One creative application is muon-catalyzed fusion. A muon is a particle similar to an electron but about 207 times heavier. When a muon replaces an electron in a hydrogen molecule, it orbits much closer to the nucleus, effectively shrinking the distance between the two nuclei. This dramatically reduces the width of the Coulomb barrier, increasing the tunneling probability so much that fusion can occur at or near room temperature.
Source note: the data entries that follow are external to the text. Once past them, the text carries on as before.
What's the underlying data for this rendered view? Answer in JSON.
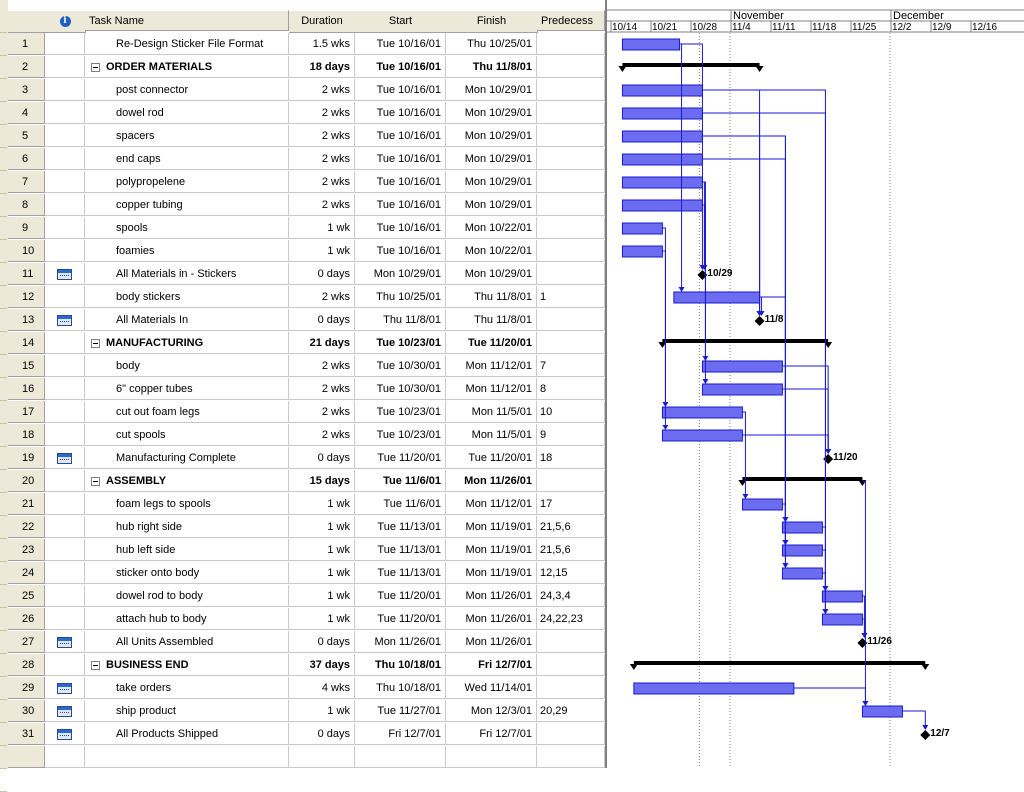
{
  "table": {
    "headers": {
      "indicator": "info-icon",
      "name": "Task Name",
      "duration": "Duration",
      "start": "Start",
      "finish": "Finish",
      "predecessors": "Predecess"
    },
    "rows": [
      {
        "id": "1",
        "ind": "",
        "name": "Re-Design Sticker File Format",
        "dur": "1.5 wks",
        "start": "Tue 10/16/01",
        "finish": "Thu 10/25/01",
        "pred": "",
        "summary": false
      },
      {
        "id": "2",
        "ind": "",
        "name": "ORDER MATERIALS",
        "dur": "18 days",
        "start": "Tue 10/16/01",
        "finish": "Thu 11/8/01",
        "pred": "",
        "summary": true
      },
      {
        "id": "3",
        "ind": "",
        "name": "post connector",
        "dur": "2 wks",
        "start": "Tue 10/16/01",
        "finish": "Mon 10/29/01",
        "pred": "",
        "summary": false
      },
      {
        "id": "4",
        "ind": "",
        "name": "dowel rod",
        "dur": "2 wks",
        "start": "Tue 10/16/01",
        "finish": "Mon 10/29/01",
        "pred": "",
        "summary": false
      },
      {
        "id": "5",
        "ind": "",
        "name": "spacers",
        "dur": "2 wks",
        "start": "Tue 10/16/01",
        "finish": "Mon 10/29/01",
        "pred": "",
        "summary": false
      },
      {
        "id": "6",
        "ind": "",
        "name": "end caps",
        "dur": "2 wks",
        "start": "Tue 10/16/01",
        "finish": "Mon 10/29/01",
        "pred": "",
        "summary": false
      },
      {
        "id": "7",
        "ind": "",
        "name": "polypropelene",
        "dur": "2 wks",
        "start": "Tue 10/16/01",
        "finish": "Mon 10/29/01",
        "pred": "",
        "summary": false
      },
      {
        "id": "8",
        "ind": "",
        "name": "copper tubing",
        "dur": "2 wks",
        "start": "Tue 10/16/01",
        "finish": "Mon 10/29/01",
        "pred": "",
        "summary": false
      },
      {
        "id": "9",
        "ind": "",
        "name": "spools",
        "dur": "1 wk",
        "start": "Tue 10/16/01",
        "finish": "Mon 10/22/01",
        "pred": "",
        "summary": false
      },
      {
        "id": "10",
        "ind": "",
        "name": "foamies",
        "dur": "1 wk",
        "start": "Tue 10/16/01",
        "finish": "Mon 10/22/01",
        "pred": "",
        "summary": false
      },
      {
        "id": "11",
        "ind": "calendar-icon",
        "name": "All Materials in - Stickers",
        "dur": "0 days",
        "start": "Mon 10/29/01",
        "finish": "Mon 10/29/01",
        "pred": "",
        "summary": false
      },
      {
        "id": "12",
        "ind": "",
        "name": "body stickers",
        "dur": "2 wks",
        "start": "Thu 10/25/01",
        "finish": "Thu 11/8/01",
        "pred": "1",
        "summary": false
      },
      {
        "id": "13",
        "ind": "calendar-icon",
        "name": "All Materials In",
        "dur": "0 days",
        "start": "Thu 11/8/01",
        "finish": "Thu 11/8/01",
        "pred": "",
        "summary": false
      },
      {
        "id": "14",
        "ind": "",
        "name": "MANUFACTURING",
        "dur": "21 days",
        "start": "Tue 10/23/01",
        "finish": "Tue 11/20/01",
        "pred": "",
        "summary": true
      },
      {
        "id": "15",
        "ind": "",
        "name": "body",
        "dur": "2 wks",
        "start": "Tue 10/30/01",
        "finish": "Mon 11/12/01",
        "pred": "7",
        "summary": false
      },
      {
        "id": "16",
        "ind": "",
        "name": "6\" copper tubes",
        "dur": "2 wks",
        "start": "Tue 10/30/01",
        "finish": "Mon 11/12/01",
        "pred": "8",
        "summary": false
      },
      {
        "id": "17",
        "ind": "",
        "name": "cut out foam legs",
        "dur": "2 wks",
        "start": "Tue 10/23/01",
        "finish": "Mon 11/5/01",
        "pred": "10",
        "summary": false
      },
      {
        "id": "18",
        "ind": "",
        "name": "cut spools",
        "dur": "2 wks",
        "start": "Tue 10/23/01",
        "finish": "Mon 11/5/01",
        "pred": "9",
        "summary": false
      },
      {
        "id": "19",
        "ind": "calendar-icon",
        "name": "Manufacturing Complete",
        "dur": "0 days",
        "start": "Tue 11/20/01",
        "finish": "Tue 11/20/01",
        "pred": "18",
        "summary": false
      },
      {
        "id": "20",
        "ind": "",
        "name": "ASSEMBLY",
        "dur": "15 days",
        "start": "Tue 11/6/01",
        "finish": "Mon 11/26/01",
        "pred": "",
        "summary": true
      },
      {
        "id": "21",
        "ind": "",
        "name": "foam legs to spools",
        "dur": "1 wk",
        "start": "Tue 11/6/01",
        "finish": "Mon 11/12/01",
        "pred": "17",
        "summary": false
      },
      {
        "id": "22",
        "ind": "",
        "name": "hub right side",
        "dur": "1 wk",
        "start": "Tue 11/13/01",
        "finish": "Mon 11/19/01",
        "pred": "21,5,6",
        "summary": false
      },
      {
        "id": "23",
        "ind": "",
        "name": "hub left side",
        "dur": "1 wk",
        "start": "Tue 11/13/01",
        "finish": "Mon 11/19/01",
        "pred": "21,5,6",
        "summary": false
      },
      {
        "id": "24",
        "ind": "",
        "name": "sticker onto body",
        "dur": "1 wk",
        "start": "Tue 11/13/01",
        "finish": "Mon 11/19/01",
        "pred": "12,15",
        "summary": false
      },
      {
        "id": "25",
        "ind": "",
        "name": "dowel rod to body",
        "dur": "1 wk",
        "start": "Tue 11/20/01",
        "finish": "Mon 11/26/01",
        "pred": "24,3,4",
        "summary": false
      },
      {
        "id": "26",
        "ind": "",
        "name": "attach hub to body",
        "dur": "1 wk",
        "start": "Tue 11/20/01",
        "finish": "Mon 11/26/01",
        "pred": "24,22,23",
        "summary": false
      },
      {
        "id": "27",
        "ind": "calendar-icon",
        "name": "All Units Assembled",
        "dur": "0 days",
        "start": "Mon 11/26/01",
        "finish": "Mon 11/26/01",
        "pred": "",
        "summary": false
      },
      {
        "id": "28",
        "ind": "",
        "name": "BUSINESS END",
        "dur": "37 days",
        "start": "Thu 10/18/01",
        "finish": "Fri 12/7/01",
        "pred": "",
        "summary": true
      },
      {
        "id": "29",
        "ind": "calendar-icon",
        "name": "take orders",
        "dur": "4 wks",
        "start": "Thu 10/18/01",
        "finish": "Wed 11/14/01",
        "pred": "",
        "summary": false
      },
      {
        "id": "30",
        "ind": "calendar-icon",
        "name": "ship product",
        "dur": "1 wk",
        "start": "Tue 11/27/01",
        "finish": "Mon 12/3/01",
        "pred": "20,29",
        "summary": false
      },
      {
        "id": "31",
        "ind": "calendar-icon",
        "name": "All Products Shipped",
        "dur": "0 days",
        "start": "Fri 12/7/01",
        "finish": "Fri 12/7/01",
        "pred": "",
        "summary": false
      }
    ]
  },
  "gantt": {
    "months": [
      {
        "label": "November",
        "from": "11/4"
      },
      {
        "label": "December",
        "from": "12/2"
      }
    ],
    "weeks": [
      "10/14",
      "10/21",
      "10/28",
      "11/4",
      "11/11",
      "11/18",
      "11/25",
      "12/2",
      "12/9",
      "12/16"
    ],
    "milestone_labels": {
      "11": "10/29",
      "13": "11/8",
      "19": "11/20",
      "27": "11/26",
      "31": "12/7"
    },
    "colors": {
      "bar_fill": "#6c6cf0",
      "bar_border": "#1a1ad0",
      "summary": "#000000",
      "link": "#1a1ad0",
      "grid": "#808080"
    }
  }
}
The catch is that muons are unstable (they decay in about 2.2 microseconds) and expensive to produce, so this method hasn't yet proven practical for energy generation.

Understanding quantum tunneling is central to designing more efficient fusion systems, since any method that effectively narrows or lowers the Coulomb barrier reduces the extreme temperature and confinement requirements.

Fusion reactor considerations

A few additional concepts come up when discussing practical fusion reactors:

• Thermonuclear reactions is the term used for fusion reactions driven by extreme heat, distinguishing them from other nuclear processes. Essentially all controlled fusion research deals with thermonuclear conditions.
• Ignition refers to the point where the energy produced by fusion reactions in the plasma is enough to sustain the plasma temperature without external heating. Reaching ignition is a major milestone because it means the reaction is self-sustaining. No reactor has yet achieved sustained ignition for energy production.
• Neutron activation is a safety and engineering concern. The high-energy neutrons produced in deuterium-tritium fusion slam into the reactor walls and structural materials, making some of those materials radioactive over time. Reactor designs must account for this by choosing materials that activate minimally or produce only short-lived isotopes, and by planning for eventual replacement of inner wall components.